Symbolic Regression is a technique that discovers explicit mathematical formulas that connect variables on a dataset. This allows machine-learning problems to be solved in a very elegant and robust way. Here we will talk about this method and its advantages.

Introduction

Symbolic Regression is a numerical technique that combines machine learning and statistics. It tries to combine simple base functions like sin(x), exp(x), addition, multiplication, etc into formulas that predict a variable as a function of other variables.

So why is this interesting? Well, we can apply this to real-world problems like the classification of stock price changes, calculating losses for insurance claims, or calculating house prices as a function of their characteristics.

The set of mathematical formulas to choose from is larger than you might imagine, but this is where a good symbolic regression algorithm will help. By cleverly navigating this space, meaningful formulas can be obtained in a reasonable amount of time.

Symbolic Regression Machine Learning

Symbolic regression is typically used for tasks that have a set of observed variables and a prediction that should be made. For example, a large set of income data for individuals and an optimal mortgage loan prediction.

When the dataset is large, traditional machine learning methods can overfit and end up being inaccurate.
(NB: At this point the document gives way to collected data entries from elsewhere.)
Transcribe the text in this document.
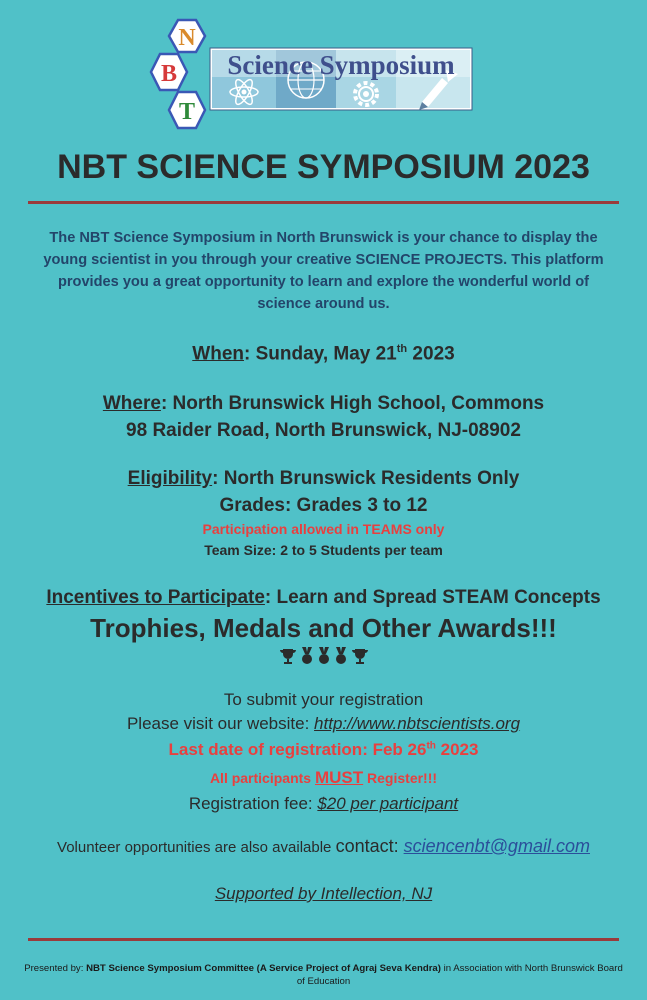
N
B
T
Science Symposium
NBT SCIENCE SYMPOSIUM 2023
The NBT Science Symposium in North Brunswick is your chance to display the young scientist in you through your creative SCIENCE PROJECTS. This platform provides you a great opportunity to learn and explore the wonderful world of science around us.
When: Sunday, May 21th 2023
Where: North Brunswick High School, Commons
98 Raider Road, North Brunswick, NJ-08902
Eligibility: North Brunswick Residents Only
Grades: Grades 3 to 12
Participation allowed in TEAMS only
Team Size: 2 to 5 Students per team
Incentives to Participate: Learn and Spread STEAM Concepts
Trophies, Medals and Other Awards!!!
To submit your registration
Please visit our website: http://www.nbtscientists.org
Last date of registration: Feb 26th 2023
All participants MUST Register!!!
Registration fee: $20 per participant
Volunteer opportunities are also available contact: sciencenbt@gmail.com
Supported by Intellection, NJ
Presented by: NBT Science Symposium Committee (A Service Project of Agraj Seva Kendra) in Association with North Brunswick Board of Education
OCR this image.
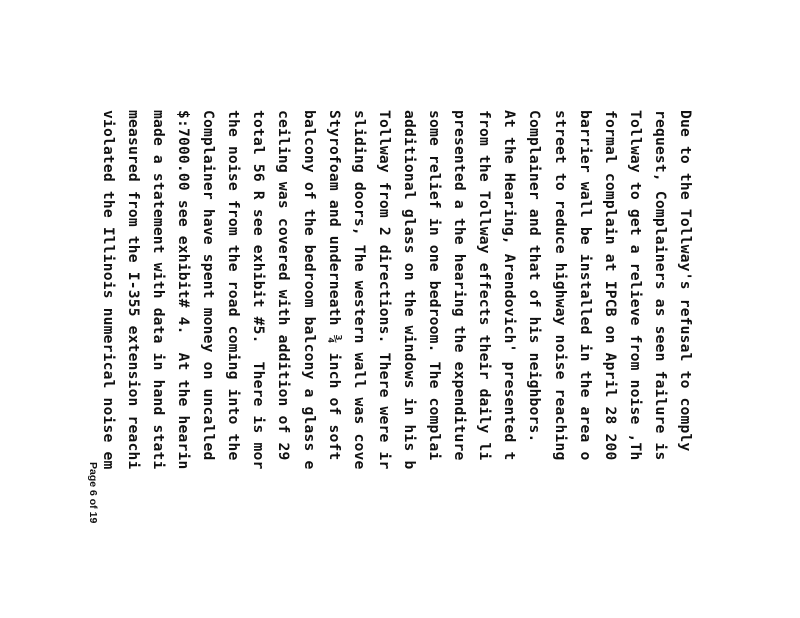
Due to the Tollway's refusal to comply
request, Complainers as seen failure is
Tollway to get a relieve from noise ,Th
formal complain at IPCB on April 28 200
barrier wall be installed in the area o
street to reduce highway noise reaching
Complainer and that of his neighbors.
At the Hearing, Arendovich' presented t
from the Tollway effects their daily li
presented a the hearing the expenditure
some relief in one bedroom. The complai
additional glass on the windows in his b
Tollway from 2 directions. There were ir
sliding doors, The western wall was cove
Styrofoam and underneath ¾ inch of soft
balcony of the bedroom balcony a glass e
ceiling was covered with addition of 29
total 56 R see exhibit #5.  There is mor
the noise from the road coming into the
Complainer have spent money on uncalled
$:7000.00 see exhibit# 4.  At the hearin
made a statement with data in hand stati
measured from the I-355 extension reachi
violated the Illinois numerical noise em
Page 6 of 19
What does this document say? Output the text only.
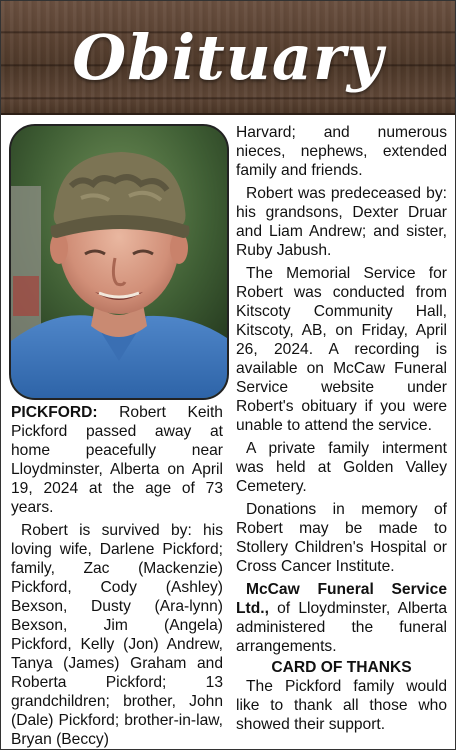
Obituary

PICKFORD: Robert Keith Pickford passed away at home peacefully near Lloydminster, Alberta on April 19, 2024 at the age of 73 years.

Robert is survived by: his loving wife, Darlene Pickford; family, Zac (Mackenzie) Pickford, Cody (Ashley) Bexson, Dusty (Ara-lynn) Bexson, Jim (Angela) Pickford, Kelly (Jon) Andrew, Tanya (James) Graham and Roberta Pickford; 13 grandchildren; brother, John (Dale) Pickford; brother-in-law, Bryan (Beccy)

Harvard; and numerous nieces, nephews, extended family and friends.

Robert was predeceased by: his grandsons, Dexter Druar and Liam Andrew; and sister, Ruby Jabush.

The Memorial Service for Robert was conducted from Kitscoty Community Hall, Kitscoty, AB, on Friday, April 26, 2024. A recording is available on McCaw Funeral Service website under Robert's obituary if you were unable to attend the service.

A private family interment was held at Golden Valley Cemetery.

Donations in memory of Robert may be made to Stollery Children's Hospital or Cross Cancer Institute.

McCaw Funeral Service Ltd., of Lloydminster, Alberta administered the funeral arrangements.

CARD OF THANKS

The Pickford family would like to thank all those who showed their support.
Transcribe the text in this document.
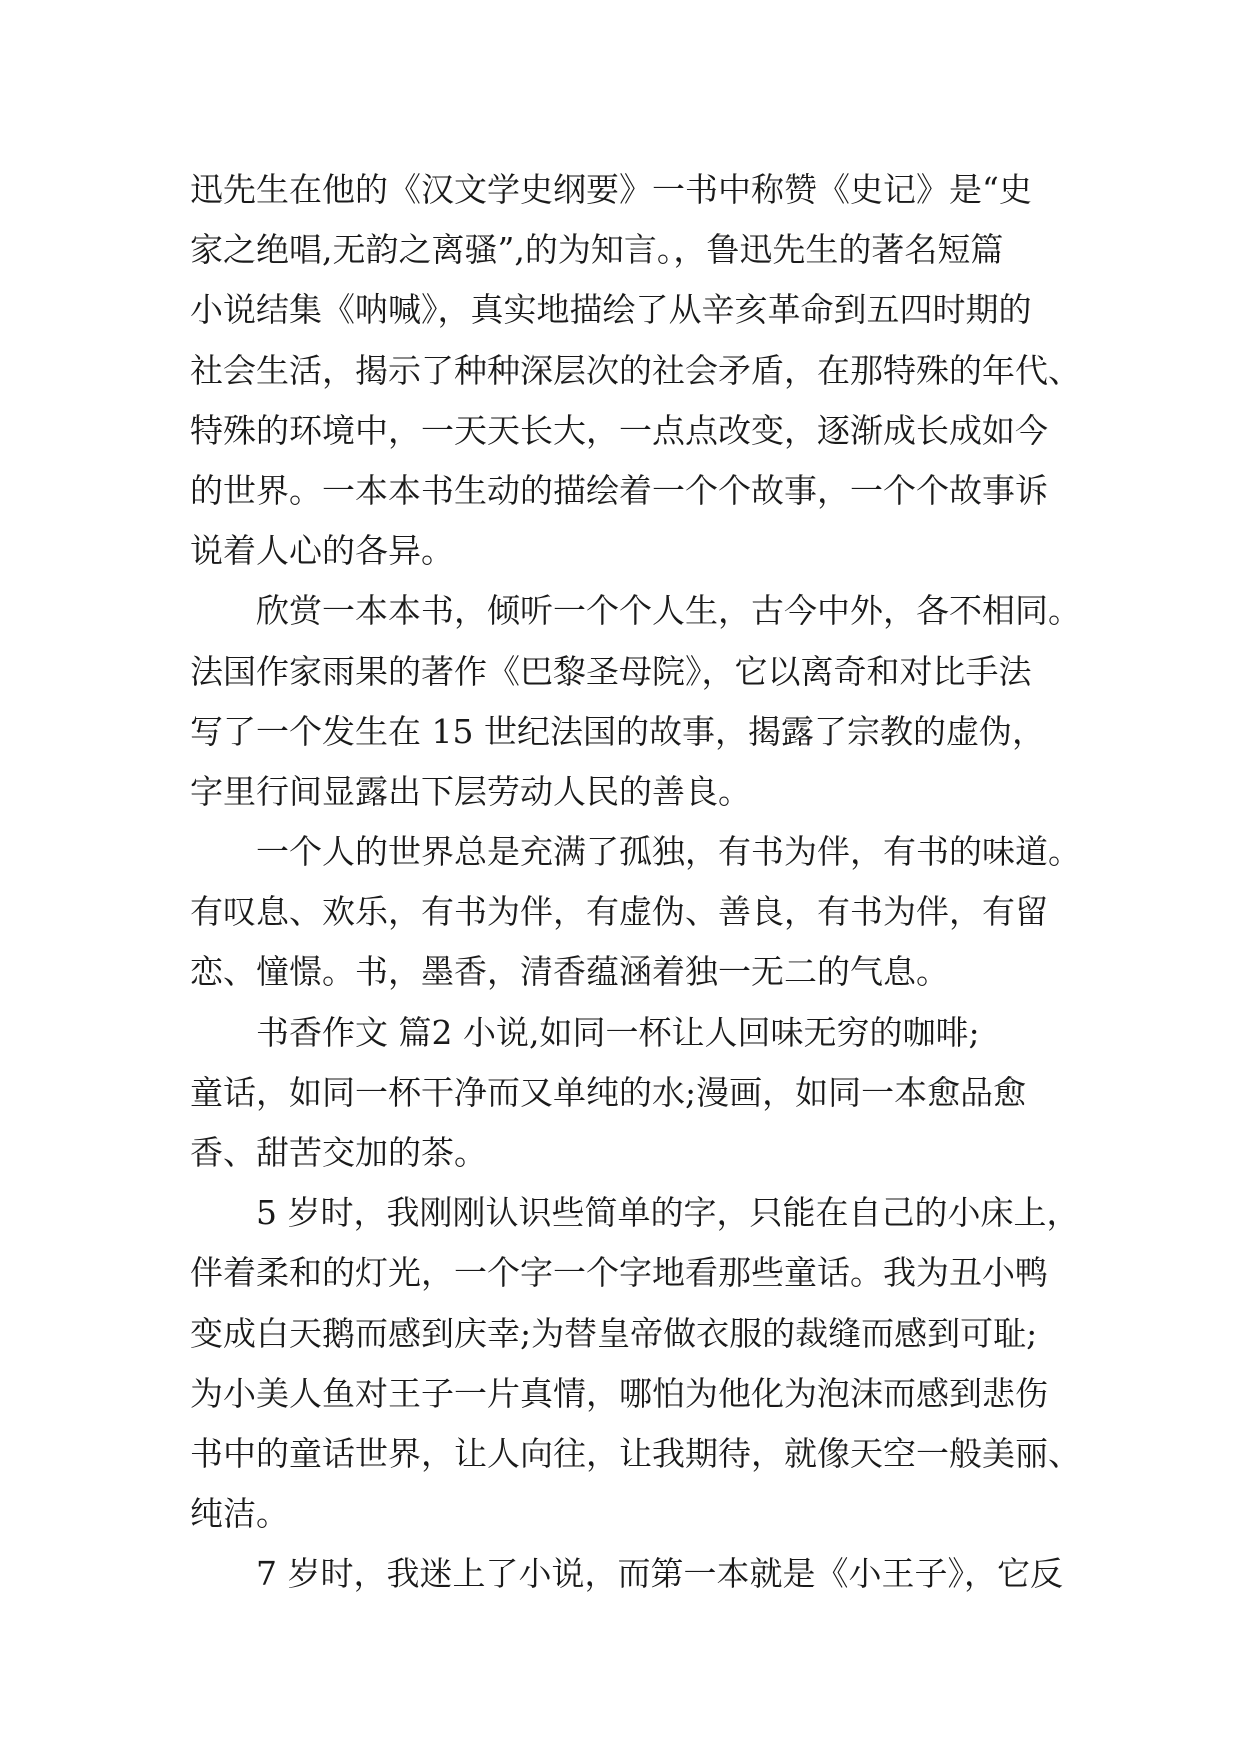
迅先生在他的《汉文学史纲要》一书中称赞《史记》是“史
家之绝唱,无韵之离骚”,的为知言。，鲁迅先生的著名短篇
小说结集《呐喊》，真实地描绘了从辛亥革命到五四时期的
社会生活，揭示了种种深层次的社会矛盾，在那特殊的年代、
特殊的环境中，一天天长大，一点点改变，逐渐成长成如今
的世界。一本本书生动的描绘着一个个故事，一个个故事诉
说着人心的各异。
欣赏一本本书，倾听一个个人生，古今中外，各不相同。
法国作家雨果的著作《巴黎圣母院》，它以离奇和对比手法
写了一个发生在 15 世纪法国的故事，揭露了宗教的虚伪，
字里行间显露出下层劳动人民的善良。
一个人的世界总是充满了孤独，有书为伴，有书的味道。
有叹息、欢乐，有书为伴，有虚伪、善良，有书为伴，有留
恋、憧憬。书，墨香，清香蕴涵着独一无二的气息。
书香作文 篇2 小说,如同一杯让人回味无穷的咖啡;
童话，如同一杯干净而又单纯的水;漫画，如同一本愈品愈
香、甜苦交加的茶。
5 岁时，我刚刚认识些简单的字，只能在自己的小床上，
伴着柔和的灯光，一个字一个字地看那些童话。我为丑小鸭
变成白天鹅而感到庆幸;为替皇帝做衣服的裁缝而感到可耻;
为小美人鱼对王子一片真情，哪怕为他化为泡沫而感到悲伤
书中的童话世界，让人向往，让我期待，就像天空一般美丽、
纯洁。
7 岁时，我迷上了小说，而第一本就是《小王子》，它反
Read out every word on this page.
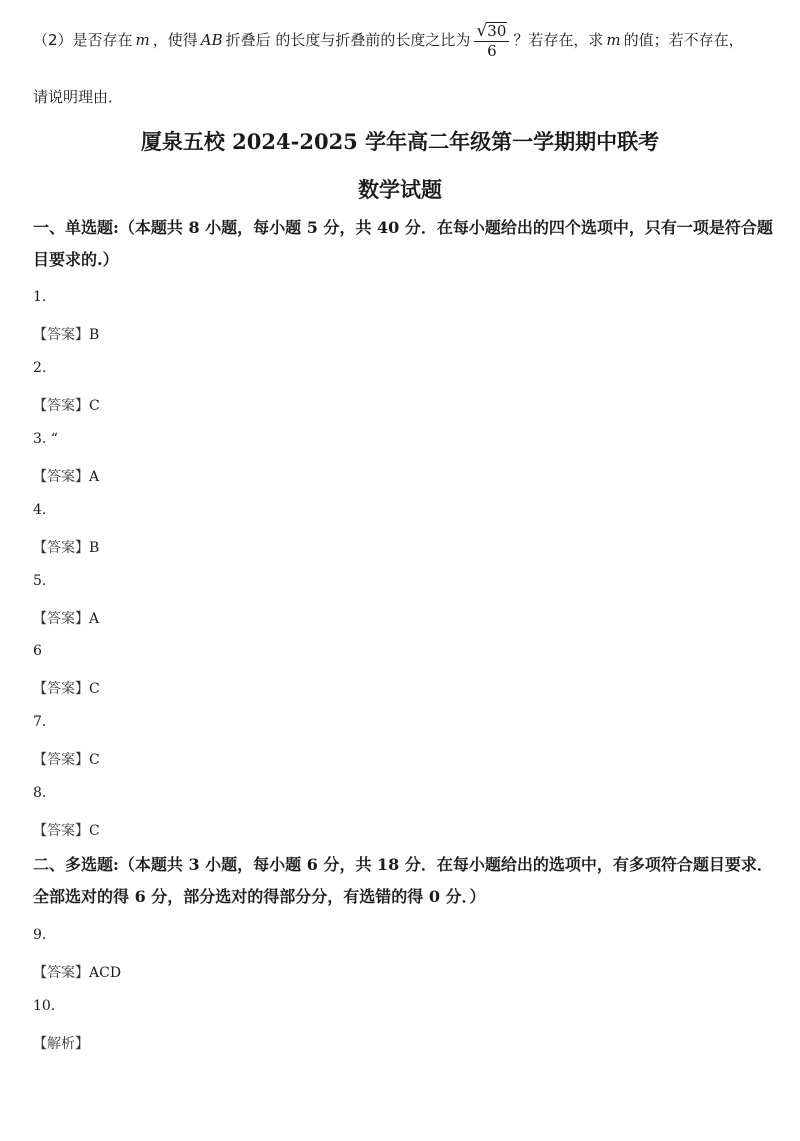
（2）是否存在 m ，使得 AB 折叠后 的长度与折叠前的长度之比为 $\frac{√ 30}{6}$ ？若存在，求 m 的值；若不存在，
请说明理由．
厦泉五校 2024-2025 学年高二年级第一学期期中联考
数学试题
一、单选题:（本题共 8 小题，每小题 5 分，共 40 分．在每小题给出的四个选项中，只有一项是符合题目要求的.）
1.
【答案】B
2.
【答案】C
3. “
【答案】A
4.
【答案】B
5.
【答案】A
6
【答案】C
7.
【答案】C
8.
【答案】C
二、多选题:（本题共 3 小题，每小题 6 分，共 18 分．在每小题给出的选项中，有多项符合题目要求．全部选对的得 6 分，部分选对的得部分分，有选错的得 0 分．）
9.
【答案】ACD
10.
【解析】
Since symbolic regression models are simple and use the least possible amount of variables, they are typically more robust and may have lower chances of overfitting the data.

In a way, Symbolic Regression is a machine learning technique that “looks under the hood” to determine the variables that matter for predicting the target variable.

Symbolic Regression Example

Say we have a dataset with variables x1, x2, …, xn, and a target feature y. By providing a table of this data to a symbolic regression engine, it will start randomly trying different combinations of the input features and the base functions to try to predict the target variable while keeping track of the best formulas found so far.

You can see an example of this process in the figure below, where the target and input variables can be seen on the upper left of the interface:

Conclusion

Machine learning is one of the most exciting fields in the world. It is about optimizing models that are capable of learning from huge amounts of data. Examples are computer vision algorithms for image recognition and general-purpose models like support vector machines and neural networks. Symbolic regression is an alternative to these methods that works by finding explicit formulas that connect the variables, allowing hidden nonlinear patterns to be uncovered.